Tylko po co? Szymon Hołownia nie traktuje przecież walki o prezydenturę jako ucieczki przed kryzysem wieku średniego. To człowiek przyzwoity, z dorobkiem na różnych polach, w tym pisarskim i humanitarnym. Wierzymy, że ma dobrą wolę. Ale do czego? Na razie nie podał przekonującego powodu, dla którego chce startować na prezydenta Polski. „Coś we mnie pękło, chodźcie ze mną” – nie brzmi dobrze.

Z kolei nieco patetycznie i całkiem niekonkretnie zabrzmiała deklaracja Hołowni, że chciałby prosić pokornie, aby wyborcy powierzyli mu funkcję stróża wspólnoty narodowej. Hm, „wspólnota narodowa” to hasło ambiwalentne, wykrzykuje się je z różnych stron, także skrajnej prawicy. Może być używane w celach wykluczania tych, których nie zaliczono do wspólnoty. Hołownia koniecznie musi tę deklarację „stróża” rozwinąć.
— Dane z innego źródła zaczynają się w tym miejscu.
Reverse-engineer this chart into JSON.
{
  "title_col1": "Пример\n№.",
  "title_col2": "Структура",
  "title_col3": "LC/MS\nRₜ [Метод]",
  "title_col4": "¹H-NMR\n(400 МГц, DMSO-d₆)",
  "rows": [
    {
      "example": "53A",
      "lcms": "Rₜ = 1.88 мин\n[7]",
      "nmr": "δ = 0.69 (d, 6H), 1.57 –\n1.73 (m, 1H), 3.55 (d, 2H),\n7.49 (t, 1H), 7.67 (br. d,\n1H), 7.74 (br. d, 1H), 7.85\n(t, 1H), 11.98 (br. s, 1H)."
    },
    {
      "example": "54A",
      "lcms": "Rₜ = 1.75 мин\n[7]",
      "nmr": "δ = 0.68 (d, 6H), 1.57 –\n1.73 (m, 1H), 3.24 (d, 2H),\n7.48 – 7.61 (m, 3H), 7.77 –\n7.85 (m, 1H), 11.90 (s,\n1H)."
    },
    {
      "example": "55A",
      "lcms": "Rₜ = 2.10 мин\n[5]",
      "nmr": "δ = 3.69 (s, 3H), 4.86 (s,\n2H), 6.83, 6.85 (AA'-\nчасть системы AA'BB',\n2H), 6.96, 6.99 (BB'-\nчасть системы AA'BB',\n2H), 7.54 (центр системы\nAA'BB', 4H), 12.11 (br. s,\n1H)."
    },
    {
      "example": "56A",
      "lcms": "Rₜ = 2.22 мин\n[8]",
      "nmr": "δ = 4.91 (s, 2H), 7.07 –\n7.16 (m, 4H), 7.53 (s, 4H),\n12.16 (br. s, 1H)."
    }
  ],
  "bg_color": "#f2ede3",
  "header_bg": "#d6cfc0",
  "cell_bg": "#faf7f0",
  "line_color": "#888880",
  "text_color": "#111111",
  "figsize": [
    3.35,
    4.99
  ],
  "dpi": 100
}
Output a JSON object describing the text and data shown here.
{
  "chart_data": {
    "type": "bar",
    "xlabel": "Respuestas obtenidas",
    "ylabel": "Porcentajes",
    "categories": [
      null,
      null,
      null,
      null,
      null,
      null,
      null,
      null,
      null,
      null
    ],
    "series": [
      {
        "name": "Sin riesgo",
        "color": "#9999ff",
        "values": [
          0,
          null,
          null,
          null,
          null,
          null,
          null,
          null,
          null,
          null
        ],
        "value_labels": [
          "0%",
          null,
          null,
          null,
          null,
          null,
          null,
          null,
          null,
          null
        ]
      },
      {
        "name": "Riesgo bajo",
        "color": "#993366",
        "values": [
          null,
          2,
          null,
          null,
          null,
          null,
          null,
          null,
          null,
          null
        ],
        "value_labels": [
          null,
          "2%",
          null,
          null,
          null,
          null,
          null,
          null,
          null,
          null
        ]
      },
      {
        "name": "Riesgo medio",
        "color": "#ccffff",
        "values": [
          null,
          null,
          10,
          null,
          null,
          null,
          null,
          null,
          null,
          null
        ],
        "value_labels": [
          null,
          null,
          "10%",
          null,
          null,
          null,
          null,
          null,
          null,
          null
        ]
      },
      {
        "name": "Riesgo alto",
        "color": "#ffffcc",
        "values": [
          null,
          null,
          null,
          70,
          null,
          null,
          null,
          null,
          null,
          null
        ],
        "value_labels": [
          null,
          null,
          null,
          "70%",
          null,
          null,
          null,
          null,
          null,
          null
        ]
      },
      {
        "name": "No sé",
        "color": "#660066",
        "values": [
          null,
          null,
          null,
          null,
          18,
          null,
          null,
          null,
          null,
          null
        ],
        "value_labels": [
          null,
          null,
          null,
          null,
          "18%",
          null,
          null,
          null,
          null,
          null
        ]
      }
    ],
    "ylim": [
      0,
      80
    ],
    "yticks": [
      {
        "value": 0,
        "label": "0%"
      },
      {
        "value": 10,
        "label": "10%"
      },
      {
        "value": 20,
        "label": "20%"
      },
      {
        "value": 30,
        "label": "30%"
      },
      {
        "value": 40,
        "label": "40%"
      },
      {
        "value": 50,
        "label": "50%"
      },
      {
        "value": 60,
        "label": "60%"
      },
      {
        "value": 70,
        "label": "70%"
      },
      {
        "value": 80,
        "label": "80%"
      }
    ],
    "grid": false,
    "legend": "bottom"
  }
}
Konkretniejsze było pozycjonowanie się Hołowni jako kandydata spoza establishmentu partii politycznych. A przecież red. Kobosko mógłby Hołowni natychmiast opowiedzieć, dlaczego w wielkich krajach Zachodu prezydentury to rzecz partyjna. Wolny strzelec nie ma szans. Opozycja kandydat partyjny – kandydat obywatelski ma tę słabość jako pomysł na kampanię wyborczą, że każdy kandydat jest w końcu polityczny. O politykę i władzę tu chodzi i Hołownia też stał się osobą polityczną ze wszystkimi tego konsekwencjami.

Niech próbuje, oczywiście. Nie mówi rzeczy złych ani głupich. Ale na razie nie widać jeszcze jasnej, wyrazistej i atrakcyjnej odpowiedzi na zasadnicze pytanie: czemu wyborcy mieliby na niego głosować, a partie polityczne udzielić mu poparcia, gdyby wszedł do drugiej tury?